MacInnes' description of the Austrian and Swiss towns and the car chases ensures the novel is not just another one of her diatribes against the communists. The tension builds steadily and surely to a climax. There is also, for the first time I think, a sexual element: Mennery sleeps with Irina - they are not yet married even though both are divorced: He turned away from the window, came over to the bed where she lay outstretched, face half-buried in the pillow, hair loose and golden, a twist of sheet barely covering her hips. Lightly, trying not to wake her, he kissed her neck, her shoulders; felt the smooth curve of her waist, the gentle roundness of her breasts...her arms went round him, pulling him towards her, her lips meeting his. This is raunchy for MacInnes!

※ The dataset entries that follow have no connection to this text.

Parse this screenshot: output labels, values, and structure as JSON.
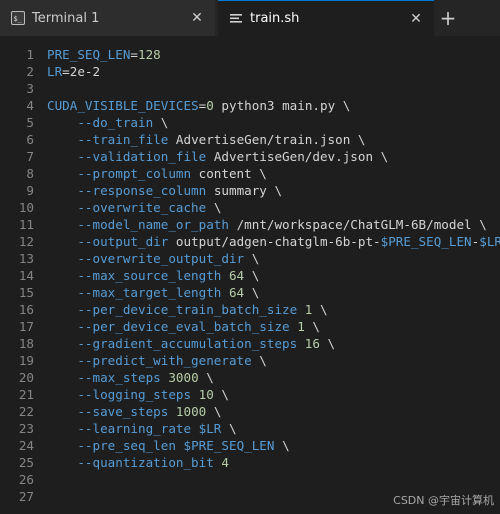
{
  "tabs": [
    {
      "label": "Terminal 1",
      "icon": "terminal-icon",
      "active": false
    },
    {
      "label": "train.sh",
      "icon": "file-text-icon",
      "active": true
    }
  ],
  "new_tab_symbol": "+",
  "close_symbol": "✕",
  "editor": {
    "lines": [
      {
        "n": "1",
        "t": [
          {
            "c": "var",
            "s": "PRE_SEQ_LEN"
          },
          {
            "c": "op",
            "s": "="
          },
          {
            "c": "num",
            "s": "128"
          }
        ]
      },
      {
        "n": "2",
        "t": [
          {
            "c": "var",
            "s": "LR"
          },
          {
            "c": "op",
            "s": "="
          },
          {
            "c": "plain",
            "s": "2e-2"
          }
        ]
      },
      {
        "n": "3",
        "t": []
      },
      {
        "n": "4",
        "t": [
          {
            "c": "var",
            "s": "CUDA_VISIBLE_DEVICES"
          },
          {
            "c": "op",
            "s": "="
          },
          {
            "c": "num",
            "s": "0"
          },
          {
            "c": "plain",
            "s": " python3 main.py \\"
          }
        ]
      },
      {
        "n": "5",
        "t": [
          {
            "c": "flag",
            "s": "    --do_train"
          },
          {
            "c": "cont",
            "s": " \\"
          }
        ]
      },
      {
        "n": "6",
        "t": [
          {
            "c": "flag",
            "s": "    --train_file"
          },
          {
            "c": "arg",
            "s": " AdvertiseGen/train.json \\"
          }
        ]
      },
      {
        "n": "7",
        "t": [
          {
            "c": "flag",
            "s": "    --validation_file"
          },
          {
            "c": "arg",
            "s": " AdvertiseGen/dev.json \\"
          }
        ]
      },
      {
        "n": "8",
        "t": [
          {
            "c": "flag",
            "s": "    --prompt_column"
          },
          {
            "c": "arg",
            "s": " content \\"
          }
        ]
      },
      {
        "n": "9",
        "t": [
          {
            "c": "flag",
            "s": "    --response_column"
          },
          {
            "c": "arg",
            "s": " summary \\"
          }
        ]
      },
      {
        "n": "10",
        "t": [
          {
            "c": "flag",
            "s": "    --overwrite_cache"
          },
          {
            "c": "cont",
            "s": " \\"
          }
        ]
      },
      {
        "n": "11",
        "t": [
          {
            "c": "flag",
            "s": "    --model_name_or_path"
          },
          {
            "c": "arg",
            "s": " /mnt/workspace/ChatGLM-6B/model \\"
          }
        ]
      },
      {
        "n": "12",
        "t": [
          {
            "c": "flag",
            "s": "    --output_dir"
          },
          {
            "c": "arg",
            "s": " output/adgen-chatglm-6b-pt-"
          },
          {
            "c": "var",
            "s": "$PRE_SEQ_LEN"
          },
          {
            "c": "arg",
            "s": "-"
          },
          {
            "c": "var",
            "s": "$LR"
          },
          {
            "c": "arg",
            "s": " \\"
          }
        ]
      },
      {
        "n": "13",
        "t": [
          {
            "c": "flag",
            "s": "    --overwrite_output_dir"
          },
          {
            "c": "cont",
            "s": " \\"
          }
        ]
      },
      {
        "n": "14",
        "t": [
          {
            "c": "flag",
            "s": "    --max_source_length"
          },
          {
            "c": "num",
            "s": " 64"
          },
          {
            "c": "cont",
            "s": " \\"
          }
        ]
      },
      {
        "n": "15",
        "t": [
          {
            "c": "flag",
            "s": "    --max_target_length"
          },
          {
            "c": "num",
            "s": " 64"
          },
          {
            "c": "cont",
            "s": " \\"
          }
        ]
      },
      {
        "n": "16",
        "t": [
          {
            "c": "flag",
            "s": "    --per_device_train_batch_size"
          },
          {
            "c": "num",
            "s": " 1"
          },
          {
            "c": "cont",
            "s": " \\"
          }
        ]
      },
      {
        "n": "17",
        "t": [
          {
            "c": "flag",
            "s": "    --per_device_eval_batch_size"
          },
          {
            "c": "num",
            "s": " 1"
          },
          {
            "c": "cont",
            "s": " \\"
          }
        ]
      },
      {
        "n": "18",
        "t": [
          {
            "c": "flag",
            "s": "    --gradient_accumulation_steps"
          },
          {
            "c": "num",
            "s": " 16"
          },
          {
            "c": "cont",
            "s": " \\"
          }
        ]
      },
      {
        "n": "19",
        "t": [
          {
            "c": "flag",
            "s": "    --predict_with_generate"
          },
          {
            "c": "cont",
            "s": " \\"
          }
        ]
      },
      {
        "n": "20",
        "t": [
          {
            "c": "flag",
            "s": "    --max_steps"
          },
          {
            "c": "num",
            "s": " 3000"
          },
          {
            "c": "cont",
            "s": " \\"
          }
        ]
      },
      {
        "n": "21",
        "t": [
          {
            "c": "flag",
            "s": "    --logging_steps"
          },
          {
            "c": "num",
            "s": " 10"
          },
          {
            "c": "cont",
            "s": " \\"
          }
        ]
      },
      {
        "n": "22",
        "t": [
          {
            "c": "flag",
            "s": "    --save_steps"
          },
          {
            "c": "num",
            "s": " 1000"
          },
          {
            "c": "cont",
            "s": " \\"
          }
        ]
      },
      {
        "n": "23",
        "t": [
          {
            "c": "flag",
            "s": "    --learning_rate"
          },
          {
            "c": "var",
            "s": " $LR"
          },
          {
            "c": "cont",
            "s": " \\"
          }
        ]
      },
      {
        "n": "24",
        "t": [
          {
            "c": "flag",
            "s": "    --pre_seq_len"
          },
          {
            "c": "var",
            "s": " $PRE_SEQ_LEN"
          },
          {
            "c": "cont",
            "s": " \\"
          }
        ]
      },
      {
        "n": "25",
        "t": [
          {
            "c": "flag",
            "s": "    --quantization_bit"
          },
          {
            "c": "num",
            "s": " 4"
          }
        ]
      },
      {
        "n": "26",
        "t": []
      },
      {
        "n": "27",
        "t": []
      }
    ]
  },
  "watermark": "CSDN @宇宙计算机"
}
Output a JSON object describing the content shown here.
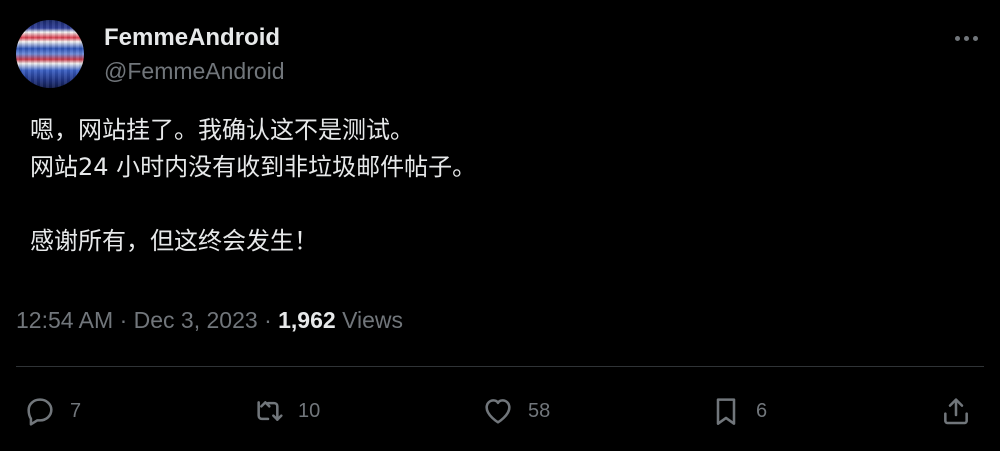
{
  "author": {
    "display_name": "FemmeAndroid",
    "handle": "@FemmeAndroid"
  },
  "tweet": {
    "lines": [
      "嗯，网站挂了。我确认这不是测试。",
      "网站24 小时内没有收到非垃圾邮件帖子。",
      "",
      "感谢所有，但这终会发生！"
    ],
    "time": "12:54 AM",
    "separator": "·",
    "date": "Dec 3, 2023",
    "views_count": "1,962",
    "views_label": "Views"
  },
  "actions": {
    "replies": "7",
    "reposts": "10",
    "likes": "58",
    "bookmarks": "6"
  },
  "icons": {
    "more": "more-horizontal-icon",
    "reply": "speech-bubble-icon",
    "repost": "repost-arrows-icon",
    "like": "heart-icon",
    "bookmark": "bookmark-icon",
    "share": "share-upload-icon"
  },
  "colors": {
    "background": "#000000",
    "text": "#e7e9ea",
    "secondary": "#71767b",
    "divider": "#2f3336"
  }
}
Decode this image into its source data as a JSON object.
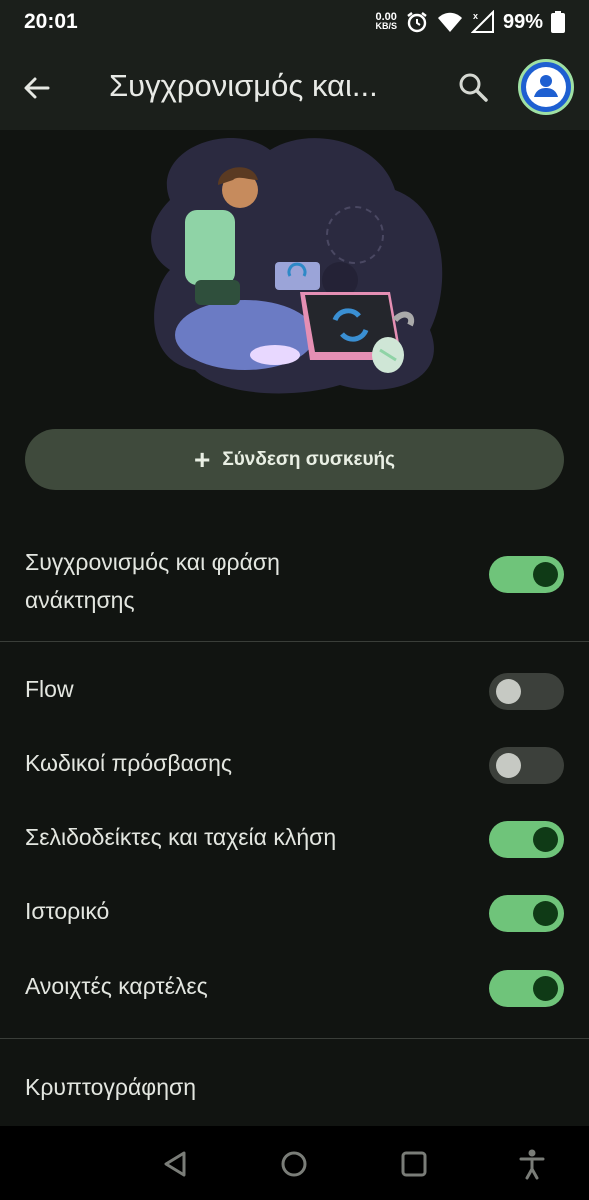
{
  "status_bar": {
    "time": "20:01",
    "net_speed_value": "0.00",
    "net_speed_unit": "KB/S",
    "battery": "99%"
  },
  "app_bar": {
    "title": "Συγχρονισμός και...",
    "back_icon": "arrow-back-icon",
    "search_icon": "search-icon",
    "avatar_icon": "account-avatar-icon"
  },
  "link_device": {
    "label": "Σύνδεση συσκευής"
  },
  "sync_master": {
    "label_line1": "Συγχρονισμός και φράση",
    "label_line2": "ανάκτησης",
    "enabled": true
  },
  "sync_items": [
    {
      "label": "Flow",
      "enabled": false
    },
    {
      "label": "Κωδικοί πρόσβασης",
      "enabled": false
    },
    {
      "label": "Σελιδοδείκτες και ταχεία κλήση",
      "enabled": true
    },
    {
      "label": "Ιστορικό",
      "enabled": true
    },
    {
      "label": "Ανοιχτές καρτέλες",
      "enabled": true
    }
  ],
  "encryption": {
    "label": "Κρυπτογράφηση"
  },
  "colors": {
    "toggle_on": "#6fc47a",
    "toggle_off": "#3c403b",
    "button_bg": "#3f4a3c",
    "avatar_blue": "#1e5fd1"
  }
}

The band of friends all survive, even if Krieger ends up in a hospital bed; and Jiri Haradek (who had planned the whole escapade with the intention of kidnapping Jaromir Kusak and (probably) killing everyone else) returns to Czechoslovakia to a certain show trial and execution. I positively enjoyed the novel, more so than the previous one. A plus was that in the front of my book is stuck a small headed notepaper, signed by MacInnes herself!